Печь была тёплая, и он тихо дышал, а грудь была открыта, и на ней вился волос.

Он выплюнул воск, вытер руки и закричал с радостью и картаво:

– Гипс! Дать форму! Правая рука! Начинаем!

И уже мелкой скороговоркой сказал Лежандру и не успел договорить:

– Змеиную кровь! Змеиную кровь в лавке завтра. Дайте мне лак для обмазки, ну, что ж вы стоите? Гипс!

И малые руки пошли в ход.

4

Первый сон был такой: приятный и большой огород, как бы Летний сад, и курчавые деревья, и господа министры. И кто-то её легко толкает в спину к тому, к Левенвольду[161] , или к этому, к Сапеге[162] , – а тот-этот молодой, у него усики немецкие, стрелками, и шпага на боку тоненькая, смешная.

Второй сон был гораздо глубок, она покорная опустилась на дно, и дно оказалось молодостью и двором; по двору шла Марта. Латгальский месяц стоял, светил на её голые ноги, навоз под ногами был жирный, рыжий. Она шла в хлев доить коров. В хлеву была раскрыта дверь, коровы ждали её и жевали. Посреди двора стоял фонарь и светил красным светом на её ноги. Марта не дошла до хлева и остановилась У фонаря, а кругом берёзы, белые и толстые, ветки дрожат, их ветер качает. Перед пустым хлевом стояли девки в ряд – оборотясь к ней спиною, и ветер поднял самары им на головы, они стали как белые флаги. Девки пели.
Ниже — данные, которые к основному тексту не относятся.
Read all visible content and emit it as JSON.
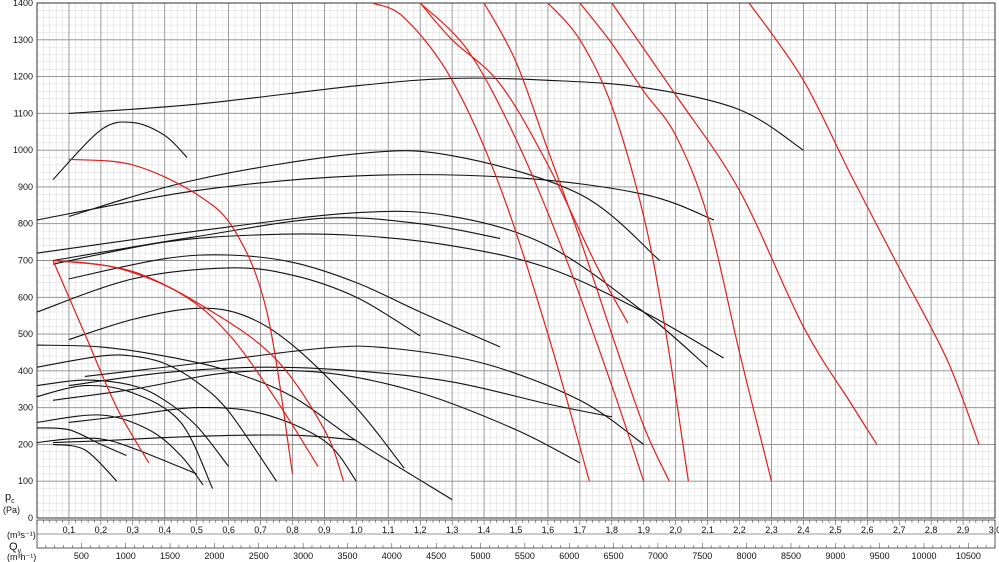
{
  "chart_data": {
    "type": "line",
    "title": "",
    "ylabel": "p",
    "ylabel_sub": "c",
    "ylabel_unit": "(Pa)",
    "xlabel": "Q",
    "xlabel_sub": "v",
    "x_unit_primary": "(m³s⁻¹)",
    "x_unit_secondary": "(m³h⁻¹)",
    "grid": true,
    "xlim": [
      0,
      3.0
    ],
    "ylim": [
      0,
      1400
    ],
    "y_ticks": [
      0,
      100,
      200,
      300,
      400,
      500,
      600,
      700,
      800,
      900,
      1000,
      1100,
      1200,
      1300,
      1400
    ],
    "x_ticks_m3s": [
      "0,1",
      "0,2",
      "0,3",
      "0,4",
      "0,5",
      "0,6",
      "0,7",
      "0,8",
      "0,9",
      "1,0",
      "1,1",
      "1,2",
      "1,3",
      "1,4",
      "1,5",
      "1,6",
      "1,7",
      "1,8",
      "1,9",
      "2,0",
      "2,1",
      "2,2",
      "2,3",
      "2,4",
      "2,5",
      "2,6",
      "2,7",
      "2,8",
      "2,9",
      "3,0"
    ],
    "x_ticks_m3h": [
      500,
      1000,
      1500,
      2000,
      2500,
      3000,
      3500,
      4000,
      4500,
      5000,
      5500,
      6000,
      6500,
      7000,
      7500,
      8000,
      8500,
      9000,
      9500,
      10000,
      10500
    ],
    "colors": {
      "fan_curve": "#111111",
      "system_curve": "#e0201c",
      "grid_major": "#8a8a8a",
      "grid_minor": "#c8c8c8"
    },
    "fan_curves": [
      {
        "x": [
          0.1,
          0.5,
          1.0,
          1.3,
          1.6,
          1.9,
          2.2,
          2.4
        ],
        "y": [
          1100,
          1125,
          1175,
          1195,
          1190,
          1170,
          1110,
          1000
        ]
      },
      {
        "x": [
          0.05,
          0.2,
          0.3,
          0.4,
          0.47
        ],
        "y": [
          920,
          1055,
          1075,
          1040,
          980
        ]
      },
      {
        "x": [
          0.1,
          0.5,
          1.0,
          1.3,
          1.7,
          1.95
        ],
        "y": [
          820,
          920,
          990,
          985,
          880,
          700
        ]
      },
      {
        "x": [
          0.0,
          0.5,
          1.0,
          1.5,
          1.9,
          2.12
        ],
        "y": [
          810,
          890,
          930,
          925,
          880,
          810
        ]
      },
      {
        "x": [
          0.0,
          0.5,
          1.0,
          1.3,
          1.6,
          1.9,
          2.1
        ],
        "y": [
          720,
          780,
          830,
          820,
          740,
          560,
          410
        ]
      },
      {
        "x": [
          0.05,
          0.5,
          0.9,
          1.2,
          1.45
        ],
        "y": [
          700,
          765,
          815,
          800,
          760
        ]
      },
      {
        "x": [
          0.05,
          0.4,
          0.7,
          1.0,
          1.3,
          1.6,
          1.9,
          2.15
        ],
        "y": [
          690,
          750,
          770,
          768,
          740,
          680,
          560,
          435
        ]
      },
      {
        "x": [
          0.1,
          0.4,
          0.6,
          0.8,
          1.0,
          1.2,
          1.45
        ],
        "y": [
          650,
          705,
          715,
          695,
          640,
          560,
          465
        ]
      },
      {
        "x": [
          0.0,
          0.3,
          0.6,
          0.8,
          1.0,
          1.2
        ],
        "y": [
          560,
          650,
          680,
          660,
          600,
          495
        ]
      },
      {
        "x": [
          0.1,
          0.3,
          0.5,
          0.65,
          0.8,
          1.0,
          1.15
        ],
        "y": [
          485,
          540,
          570,
          550,
          470,
          300,
          135
        ]
      },
      {
        "x": [
          0.15,
          0.5,
          0.9,
          1.1,
          1.4,
          1.7,
          1.9
        ],
        "y": [
          385,
          420,
          462,
          462,
          420,
          320,
          200
        ]
      },
      {
        "x": [
          0.1,
          0.4,
          0.7,
          1.0,
          1.3,
          1.6,
          1.8
        ],
        "y": [
          360,
          395,
          410,
          400,
          370,
          310,
          275
        ]
      },
      {
        "x": [
          0.0,
          0.2,
          0.4,
          0.6,
          0.8,
          1.0,
          1.3
        ],
        "y": [
          470,
          465,
          440,
          400,
          330,
          210,
          50
        ]
      },
      {
        "x": [
          0.0,
          0.2,
          0.3,
          0.4,
          0.5,
          0.6,
          0.75
        ],
        "y": [
          410,
          440,
          440,
          420,
          370,
          290,
          100
        ]
      },
      {
        "x": [
          0.05,
          0.3,
          0.6,
          0.9,
          1.2,
          1.5,
          1.7
        ],
        "y": [
          320,
          350,
          395,
          395,
          340,
          240,
          150
        ]
      },
      {
        "x": [
          0.0,
          0.15,
          0.3,
          0.4,
          0.5,
          0.6
        ],
        "y": [
          360,
          375,
          360,
          320,
          250,
          140
        ]
      },
      {
        "x": [
          0.1,
          0.3,
          0.5,
          0.7,
          0.9,
          1.0
        ],
        "y": [
          260,
          280,
          300,
          285,
          210,
          100
        ]
      },
      {
        "x": [
          0.0,
          0.15,
          0.3,
          0.45,
          0.55
        ],
        "y": [
          330,
          360,
          340,
          260,
          80
        ]
      },
      {
        "x": [
          0.0,
          0.2,
          0.35,
          0.45,
          0.52
        ],
        "y": [
          260,
          280,
          240,
          170,
          90
        ]
      },
      {
        "x": [
          0.0,
          0.1,
          0.2,
          0.28
        ],
        "y": [
          245,
          240,
          200,
          170
        ]
      },
      {
        "x": [
          0.05,
          0.2,
          0.5,
          0.8,
          1.0
        ],
        "y": [
          205,
          210,
          222,
          225,
          212
        ]
      },
      {
        "x": [
          0.0,
          0.1,
          0.2,
          0.3,
          0.5
        ],
        "y": [
          205,
          215,
          215,
          190,
          120
        ]
      },
      {
        "x": [
          0.05,
          0.15,
          0.25
        ],
        "y": [
          200,
          185,
          100
        ]
      }
    ],
    "system_curves": [
      {
        "x": [
          0.1,
          0.3,
          0.5,
          0.62,
          0.72,
          0.8
        ],
        "y": [
          975,
          960,
          880,
          780,
          560,
          120
        ]
      },
      {
        "x": [
          0.05,
          0.25,
          0.45,
          0.6,
          0.75,
          0.88
        ],
        "y": [
          700,
          680,
          610,
          500,
          320,
          140
        ]
      },
      {
        "x": [
          0.05,
          0.3,
          0.55,
          0.75,
          0.9,
          0.96
        ],
        "y": [
          700,
          670,
          560,
          430,
          240,
          100
        ]
      },
      {
        "x": [
          0.05,
          0.15,
          0.25,
          0.35
        ],
        "y": [
          700,
          500,
          300,
          150
        ]
      },
      {
        "x": [
          1.05,
          1.15,
          1.3,
          1.45,
          1.6,
          1.73
        ],
        "y": [
          1400,
          1360,
          1190,
          900,
          500,
          100
        ]
      },
      {
        "x": [
          1.2,
          1.35,
          1.5,
          1.65,
          1.8,
          1.9
        ],
        "y": [
          1400,
          1270,
          1030,
          720,
          360,
          100
        ]
      },
      {
        "x": [
          1.2,
          1.3,
          1.45,
          1.6,
          1.75,
          1.85
        ],
        "y": [
          1400,
          1300,
          1180,
          960,
          690,
          530
        ]
      },
      {
        "x": [
          1.4,
          1.5,
          1.6,
          1.7,
          1.8,
          1.9,
          1.98
        ],
        "y": [
          1400,
          1240,
          1000,
          760,
          500,
          250,
          100
        ]
      },
      {
        "x": [
          1.6,
          1.7,
          1.8,
          1.9,
          1.97,
          2.04
        ],
        "y": [
          1400,
          1300,
          1120,
          820,
          500,
          100
        ]
      },
      {
        "x": [
          1.7,
          1.8,
          1.9,
          2.0,
          2.1,
          2.2,
          2.3
        ],
        "y": [
          1400,
          1290,
          1160,
          1040,
          820,
          450,
          100
        ]
      },
      {
        "x": [
          1.8,
          2.0,
          2.2,
          2.4,
          2.55,
          2.63
        ],
        "y": [
          1400,
          1150,
          890,
          520,
          310,
          200
        ]
      },
      {
        "x": [
          2.23,
          2.4,
          2.55,
          2.7,
          2.85,
          2.95
        ],
        "y": [
          1400,
          1190,
          930,
          680,
          430,
          200
        ]
      }
    ]
  }
}
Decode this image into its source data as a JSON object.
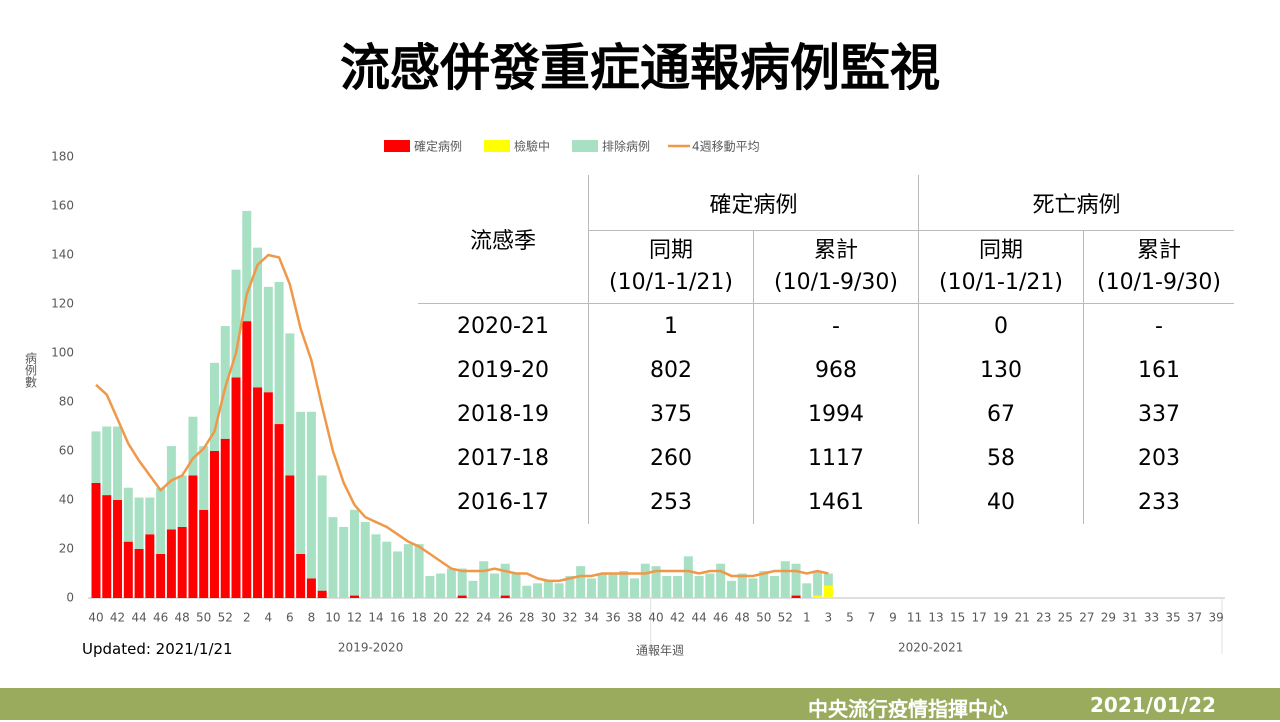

Третий сон был простой: корова мычала во сне, потом вышла из сна и стала мычать на лугу, а Марта беспокоилась: ушла из дому; пора… что пора – того она не могла вспомнить. Девки тихо пели.

И Марта проснулась. Девки ещё пели. Она замурлыкала, провожая их.

Откуда взялась эта песня и кто её пел, она не вспомнила; лежала одна и мурлыкала. Она не помнила песни и тихонько её пела.

Она ничего не понимала.

Она была слабая от своей силы и пела песню, которой не помнила.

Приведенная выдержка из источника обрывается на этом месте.